I would prefer to avoid the duplication. If users make a manual edit, run roc check/run/build and see the error because they forgot to update the second type def, I suspect that would not leave them with a favorable opinion of Roc.
i think my only concern is that this mean that the concept of exposing a function is coupled to the concept of associating it with a type,
even if that type (like Util) is neither an argument or a return type of said function - the function still must be associated with it for it to be exposed. Feels very OO in the Smalltalk sense.
(and yes i am just now seeing this)
True, and is that a problem in practice? Why does it matter if you have a Util module or a empty Util type? In both cases you just do Util.some_stuff(a,b).
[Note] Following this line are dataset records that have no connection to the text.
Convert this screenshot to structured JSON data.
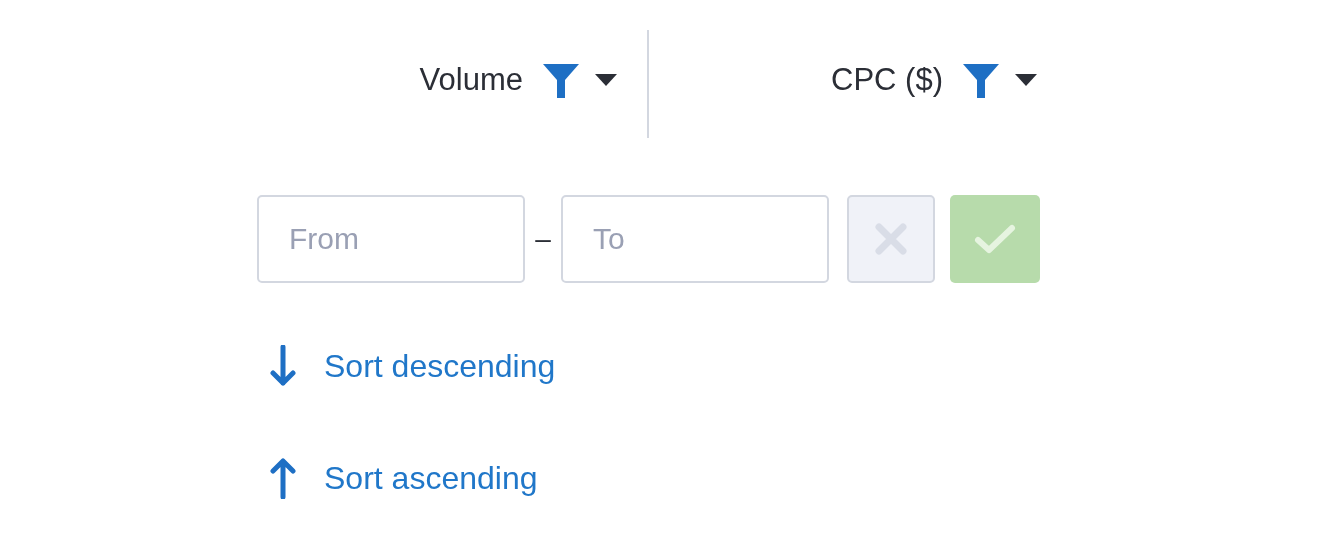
{
  "columns": [
    {
      "label": "Volume",
      "filter_active": true
    },
    {
      "label": "CPC ($)",
      "filter_active": true
    }
  ],
  "range_filter": {
    "from": {
      "placeholder": "From"
    },
    "separator": "–",
    "to": {
      "placeholder": "To"
    },
    "clear_button": {
      "disabled": true
    },
    "apply_button": {
      "disabled": true
    }
  },
  "sort_options": [
    {
      "kind": "descending",
      "label": "Sort descending"
    },
    {
      "kind": "ascending",
      "label": "Sort ascending"
    }
  ]
}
Util :: [].{... technically defines a type, but you can explain any beginning that this is just how to create modules and they will be unblocked.
That said, would it make sense to have syntax for typeless modules, i.e. make something like Util { ... #functions here ...} work?
It is largely academic and conceptual of course, but a "type" having "methods" associated with them that have nothing to actually do with the type is strange, unless the thought is that a Module(really file) _is_ a type (like a class in Java), and then some "methods" are "static" (i.e., associated with the type but not with an instance of the type since the type is never used as a value), and some are not.
It makes the language feel like less about "just functions and data" in the classical functional (or even imperative) sense, but where a datatype is instead the root concept of the language, and functions don't really exist outside of associated methods to a datatype, or those closures created with the scope of one of those associated methods.
So it is very much more about what it _feels_ like to use a language (called purely functional, but presenting strongly as a OO-adjacent imperative one).
And I would indeed feel better if there was a notation for a "typeless" module so that someone can't create a (zero-sized) value of a type that was created solely to expose plain functions
And to be clear, I'm not saying I'm categorically opposed here, but I feel strongly that this is going to make Roc a much different language that speaks to a different audience (and that may in fact be a good thing).